Wir dürfen bei den versuchten Wertungen von Annahmen nicht irritieren lassen, dass Radfahrer und Radfahrern nachts nicht ganz so schnell fahren und fast alle nicht mehr außerorts auf völlig unbeleuchteten Straßen. Insofern dürfte die absolute Zahl der Unfälle zwischen Radlern, bei denen zu wenig Licht am Baum war, relativ klein sein. Auch mir ist ehrlicherweise außer fürchterlichem Schreck bisher noch nichts passiert. Das lag aber nicht am Schwarzkittel, sondern an meiner immer noch ausgezeichneten Reaktionsfähigkeit bei gleichzeitig großer Radlererfahrung auf allen Untergründen und Streckenführungen. Da entsteht irgendwann ein 10ter Sinn, eine seherische Fähigkeit, wo es durch fehlende Birnen nichts haptisches zu sehen gibt.
Anders sieht es beim gemischten Verkehr aus. Und diesmal gibt es wahrlich keinen Grund, Autofahrern Rüpelhaftigkeit zu attestieren, wenn ein Selbstmordradler durch die Stadt geigt. Nicht umsonst liegen die Maschinengewehre der Mafia immer im Geigenkasten...
Meine Bitte: macht aus Euren Rädern keine lichtflutenden Billigbuden, sondern klar definierte, in ihren Dimensionen, Fahrtrichtungen und Aktionsplanungen eindeutig und schnell (Sekundenbruchteile) erkennbare Gefährte. Alles andere ist Schnickschnack für den Jahrmarkt und die Hausparty.
Was aber gerade bei unseren Mehrspurern nachts gar nicht oder kaum erkennbar ist, scheinen mir als Abbiegeanzeiger herausgestreckte Arme. Meine Frau fuhr einmal vor mir und vergaß, dass sie Blinker von
@TitanWolf spendiert bekommen hatte. "Strecke wenigstens den Arm raus!", sagte ich ihr danach. "Habe ich doch....". Ein UP-Mitrad oder ein EssYouWie-Driver kann von seinem Gipfelkreuz das Ärmchen gegen den schwarzen Asphalt im Tal noch weniger unterscheiden. Da wäre es wohl besser, sich das Herausstrecken zu sparen, damit er nicht vor dem Abbiegen schon abgefahren wird.
P.S.: Gestern ist mir zum x-ten Mal in den letzten Tagen wieder so ein Schwarzfahrer auf einem Nebenweg begegnet.
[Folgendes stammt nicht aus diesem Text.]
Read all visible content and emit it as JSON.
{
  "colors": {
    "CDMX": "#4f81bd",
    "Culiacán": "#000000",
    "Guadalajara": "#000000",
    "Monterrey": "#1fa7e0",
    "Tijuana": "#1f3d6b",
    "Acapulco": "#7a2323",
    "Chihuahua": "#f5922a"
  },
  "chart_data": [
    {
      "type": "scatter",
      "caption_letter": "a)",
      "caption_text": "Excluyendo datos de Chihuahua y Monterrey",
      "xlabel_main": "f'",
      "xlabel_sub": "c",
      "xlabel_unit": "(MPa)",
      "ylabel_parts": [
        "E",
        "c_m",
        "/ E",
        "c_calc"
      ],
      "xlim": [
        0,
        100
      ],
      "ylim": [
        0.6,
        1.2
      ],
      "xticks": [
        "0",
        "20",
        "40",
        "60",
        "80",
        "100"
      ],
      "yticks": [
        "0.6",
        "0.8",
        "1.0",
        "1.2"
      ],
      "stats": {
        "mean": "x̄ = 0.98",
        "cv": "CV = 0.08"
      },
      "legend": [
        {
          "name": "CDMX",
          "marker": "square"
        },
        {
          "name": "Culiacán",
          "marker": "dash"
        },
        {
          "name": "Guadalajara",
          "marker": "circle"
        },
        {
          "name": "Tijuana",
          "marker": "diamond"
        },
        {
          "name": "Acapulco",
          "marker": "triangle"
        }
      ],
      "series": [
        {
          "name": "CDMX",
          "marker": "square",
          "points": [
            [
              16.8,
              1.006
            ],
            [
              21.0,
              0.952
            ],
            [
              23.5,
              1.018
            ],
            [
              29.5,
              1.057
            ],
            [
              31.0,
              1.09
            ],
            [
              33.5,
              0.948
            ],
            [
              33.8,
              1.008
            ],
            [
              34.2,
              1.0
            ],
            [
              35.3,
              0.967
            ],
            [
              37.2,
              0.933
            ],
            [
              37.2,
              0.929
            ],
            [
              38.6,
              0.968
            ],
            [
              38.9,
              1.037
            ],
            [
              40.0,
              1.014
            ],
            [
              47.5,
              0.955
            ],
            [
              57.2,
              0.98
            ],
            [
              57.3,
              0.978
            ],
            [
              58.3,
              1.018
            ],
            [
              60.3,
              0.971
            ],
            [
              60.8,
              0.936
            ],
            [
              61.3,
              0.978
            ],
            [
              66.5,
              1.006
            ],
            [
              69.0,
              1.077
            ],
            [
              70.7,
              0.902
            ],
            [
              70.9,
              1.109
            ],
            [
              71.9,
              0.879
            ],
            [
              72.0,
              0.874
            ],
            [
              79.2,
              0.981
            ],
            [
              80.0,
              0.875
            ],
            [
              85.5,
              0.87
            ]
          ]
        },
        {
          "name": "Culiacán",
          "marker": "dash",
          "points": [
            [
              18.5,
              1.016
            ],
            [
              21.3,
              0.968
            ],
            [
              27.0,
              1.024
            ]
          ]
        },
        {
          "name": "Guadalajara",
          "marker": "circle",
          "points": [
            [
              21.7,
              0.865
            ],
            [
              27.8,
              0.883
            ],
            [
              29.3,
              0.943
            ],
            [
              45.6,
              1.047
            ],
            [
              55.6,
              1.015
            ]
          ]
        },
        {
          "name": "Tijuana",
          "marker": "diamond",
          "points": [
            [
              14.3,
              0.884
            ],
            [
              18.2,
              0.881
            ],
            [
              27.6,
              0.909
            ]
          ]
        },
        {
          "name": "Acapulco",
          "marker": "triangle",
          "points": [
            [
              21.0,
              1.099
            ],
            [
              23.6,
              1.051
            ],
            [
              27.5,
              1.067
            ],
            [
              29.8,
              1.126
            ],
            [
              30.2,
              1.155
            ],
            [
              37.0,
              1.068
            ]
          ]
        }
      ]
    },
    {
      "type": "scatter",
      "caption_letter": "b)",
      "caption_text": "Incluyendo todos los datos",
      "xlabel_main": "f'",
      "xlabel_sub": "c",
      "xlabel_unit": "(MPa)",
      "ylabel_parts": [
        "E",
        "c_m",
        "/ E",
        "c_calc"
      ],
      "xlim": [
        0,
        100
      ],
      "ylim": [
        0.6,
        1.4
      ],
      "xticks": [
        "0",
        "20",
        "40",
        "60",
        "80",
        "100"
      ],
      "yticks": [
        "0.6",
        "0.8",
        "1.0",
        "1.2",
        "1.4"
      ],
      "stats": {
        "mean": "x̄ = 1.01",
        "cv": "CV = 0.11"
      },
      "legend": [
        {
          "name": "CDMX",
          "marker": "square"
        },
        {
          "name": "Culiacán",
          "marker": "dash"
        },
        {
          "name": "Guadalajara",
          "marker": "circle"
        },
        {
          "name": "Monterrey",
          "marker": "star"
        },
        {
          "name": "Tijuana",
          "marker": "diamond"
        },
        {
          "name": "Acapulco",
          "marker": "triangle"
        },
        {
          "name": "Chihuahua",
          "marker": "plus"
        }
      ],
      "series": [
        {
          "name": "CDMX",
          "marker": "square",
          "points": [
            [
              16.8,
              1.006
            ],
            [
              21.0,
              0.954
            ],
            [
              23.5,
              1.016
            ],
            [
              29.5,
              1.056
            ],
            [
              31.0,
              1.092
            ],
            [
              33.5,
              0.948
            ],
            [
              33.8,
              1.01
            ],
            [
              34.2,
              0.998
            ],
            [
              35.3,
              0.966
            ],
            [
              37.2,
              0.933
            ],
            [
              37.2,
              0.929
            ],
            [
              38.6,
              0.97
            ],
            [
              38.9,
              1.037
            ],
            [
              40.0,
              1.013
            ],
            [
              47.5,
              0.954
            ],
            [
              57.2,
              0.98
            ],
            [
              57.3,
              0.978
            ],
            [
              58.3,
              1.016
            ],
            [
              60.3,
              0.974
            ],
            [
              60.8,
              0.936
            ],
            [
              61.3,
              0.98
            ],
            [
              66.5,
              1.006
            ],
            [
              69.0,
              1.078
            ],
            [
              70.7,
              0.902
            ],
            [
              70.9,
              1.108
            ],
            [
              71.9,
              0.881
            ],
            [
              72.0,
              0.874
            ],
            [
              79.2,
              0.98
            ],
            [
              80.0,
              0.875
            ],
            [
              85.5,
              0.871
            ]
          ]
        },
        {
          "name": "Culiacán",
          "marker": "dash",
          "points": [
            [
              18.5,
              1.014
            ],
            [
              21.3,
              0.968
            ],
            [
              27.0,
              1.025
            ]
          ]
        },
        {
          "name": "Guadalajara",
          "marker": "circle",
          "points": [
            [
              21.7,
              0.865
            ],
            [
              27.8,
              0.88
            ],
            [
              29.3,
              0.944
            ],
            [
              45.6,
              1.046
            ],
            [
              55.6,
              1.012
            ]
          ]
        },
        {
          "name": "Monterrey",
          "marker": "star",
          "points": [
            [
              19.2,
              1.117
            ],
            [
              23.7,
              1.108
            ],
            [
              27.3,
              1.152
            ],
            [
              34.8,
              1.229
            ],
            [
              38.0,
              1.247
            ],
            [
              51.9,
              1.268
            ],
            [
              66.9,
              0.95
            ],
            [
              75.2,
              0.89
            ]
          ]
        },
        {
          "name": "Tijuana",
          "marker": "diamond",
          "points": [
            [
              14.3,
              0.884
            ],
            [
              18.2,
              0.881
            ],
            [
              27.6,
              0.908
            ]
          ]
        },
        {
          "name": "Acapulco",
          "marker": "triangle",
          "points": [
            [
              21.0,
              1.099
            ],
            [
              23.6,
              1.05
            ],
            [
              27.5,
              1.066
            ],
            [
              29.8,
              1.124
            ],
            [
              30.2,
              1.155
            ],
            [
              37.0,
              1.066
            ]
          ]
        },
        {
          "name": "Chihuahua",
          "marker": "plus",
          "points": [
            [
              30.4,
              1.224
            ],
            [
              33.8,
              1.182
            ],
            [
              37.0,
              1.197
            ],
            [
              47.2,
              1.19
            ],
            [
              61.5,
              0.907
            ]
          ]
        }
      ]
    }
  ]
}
Ausgerechnet in einer Linkskurve, in der mein Licht rechts neben die Fahrbahn leuchtet. Ich weiche einer Fußgängerin aus und sehe im letzten Moment das Früchtchen haarscharf an mir vorbeipreschen. Der hat garantiert zwar mein Licht, nicht aber die Fußgängerin gesehen. Oder sie war ihm schlicht genauso egal, wie andere Menschen an sich. Ein ganz kleines Bisschen hat mich das aufgeregt. Ein ganz, ganz kleines Bisschen....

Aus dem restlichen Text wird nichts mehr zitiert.